To ensure JIT compilers work with ACG enabled, Microsoft put Edge's JIT compiling in a separate process that runs in its own isolated sandbox. Microsoft said this move was "a non-trivial engineering task".

"The JIT process is responsible for compiling JavaScript to native code and mapping it into the requesting content process. In this way, the content process itself is never allowed to directly map or modify its own JIT code pages," Microsoft says.

Google's Project Zero found an issue is created by the way the JIT process writes executable data into the content process.

Its 'ACG bypass using UnmapViewofFile' allows a compromised content process to predict which address a JIT process is going to call VirtualAllocEx() next, and for the content process to "allocate a writable memory region on the same address JIT server is going to write and write an soon-to-be-executable payload there".

Google reported the medium-severity issue to Microsoft in mid-November and published details of the bypass yesterday as it had passed its 90-day deadline.

Microsoft confirmed the ACG bypass in a response to Google at some point to February's Patch Tuesday.
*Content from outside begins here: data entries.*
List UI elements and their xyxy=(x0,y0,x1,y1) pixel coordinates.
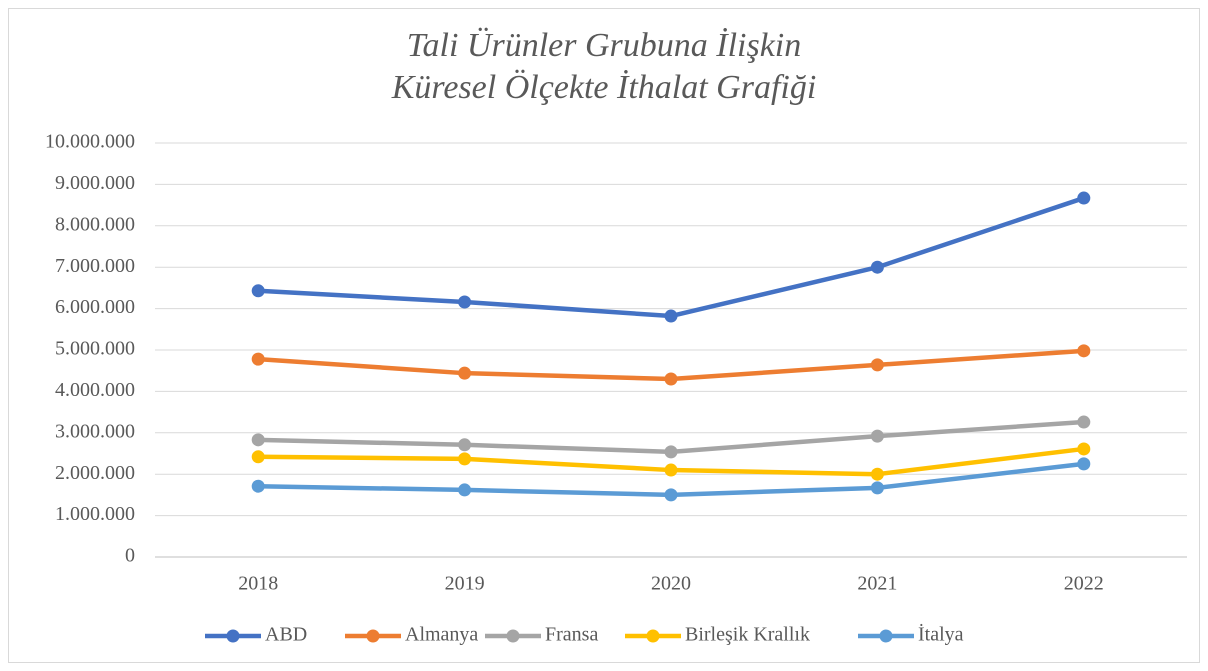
marker xyxy=(458,295,472,309)
y-tick-label: 8.000.000 xyxy=(55,213,135,235)
x-tick-label: 2022 xyxy=(1064,573,1104,595)
x-tick-label: 2020 xyxy=(651,573,691,595)
legend-marker xyxy=(226,629,240,643)
y-tick-label: 0 xyxy=(125,545,135,567)
marker xyxy=(664,445,678,459)
marker xyxy=(1077,191,1091,205)
legend-marker xyxy=(879,629,893,643)
marker xyxy=(870,358,884,372)
marker xyxy=(870,260,884,274)
legend-label: İtalya xyxy=(918,623,964,646)
marker xyxy=(251,450,265,464)
y-tick-label: 10.000.000 xyxy=(45,131,135,153)
marker xyxy=(458,438,472,452)
marker xyxy=(458,366,472,380)
y-tick-label: 4.000.000 xyxy=(55,379,135,401)
legend-marker xyxy=(646,629,660,643)
marker xyxy=(664,488,678,502)
legend-marker xyxy=(506,629,520,643)
y-tick-label: 1.000.000 xyxy=(55,503,135,525)
y-tick-label: 7.000.000 xyxy=(55,255,135,277)
chart-title: Küresel Ölçekte İthalat Grafiği xyxy=(391,69,817,106)
marker xyxy=(664,463,678,477)
marker xyxy=(1077,457,1091,471)
y-tick-label: 6.000.000 xyxy=(55,296,135,318)
x-tick-label: 2021 xyxy=(857,573,897,595)
marker xyxy=(1077,415,1091,429)
marker xyxy=(1077,442,1091,456)
marker xyxy=(870,481,884,495)
legend-label: Fransa xyxy=(545,624,598,646)
marker xyxy=(458,452,472,466)
y-tick-label: 3.000.000 xyxy=(55,420,135,442)
legend-marker xyxy=(366,629,380,643)
y-tick-label: 5.000.000 xyxy=(55,338,135,360)
marker xyxy=(251,479,265,493)
chart-title: Tali Ürünler Grubuna İlişkin xyxy=(407,27,802,64)
marker xyxy=(870,467,884,481)
x-tick-label: 2019 xyxy=(445,573,485,595)
y-tick-label: 9.000.000 xyxy=(55,172,135,194)
marker xyxy=(251,433,265,447)
y-tick-label: 2.000.000 xyxy=(55,462,135,484)
x-tick-label: 2018 xyxy=(238,573,278,595)
marker xyxy=(664,372,678,386)
legend-label: Birleşik Krallık xyxy=(685,624,810,646)
legend-label: ABD xyxy=(265,624,307,646)
marker xyxy=(664,309,678,323)
marker xyxy=(458,483,472,497)
legend-label: Almanya xyxy=(405,624,478,646)
marker xyxy=(251,284,265,298)
chart-border xyxy=(8,8,1200,663)
marker xyxy=(870,429,884,443)
marker xyxy=(251,352,265,366)
marker xyxy=(1077,344,1091,358)
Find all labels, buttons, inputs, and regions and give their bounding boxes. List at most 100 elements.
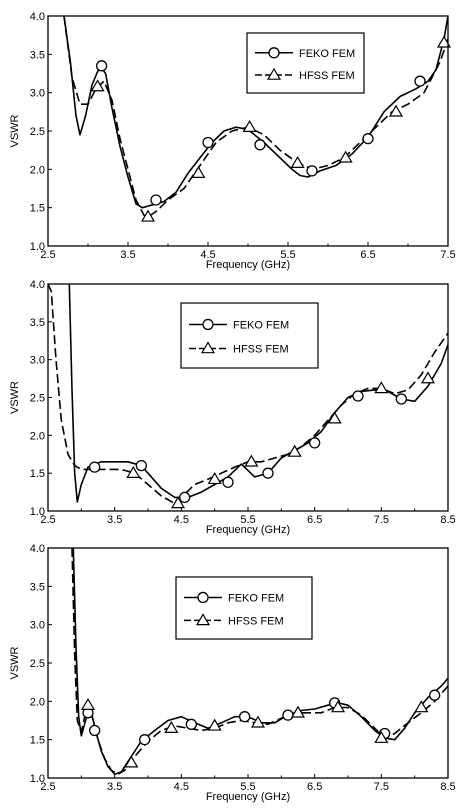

It appeared to have been aiming to fix the issue by then but found it to be "more complex" than initially thought. It's now targeting Patch Tuesday in March for a fix.

"The fix is more complex than initially anticipated, and it is very likely that we will not be able to meet the February release deadline due to these memory management issues," Microsoft said.

"The team IS positive that this will be ready to ship on March 13, however this is beyond the 90-day SLA and 14-day grace period to align with Update Tuesdays."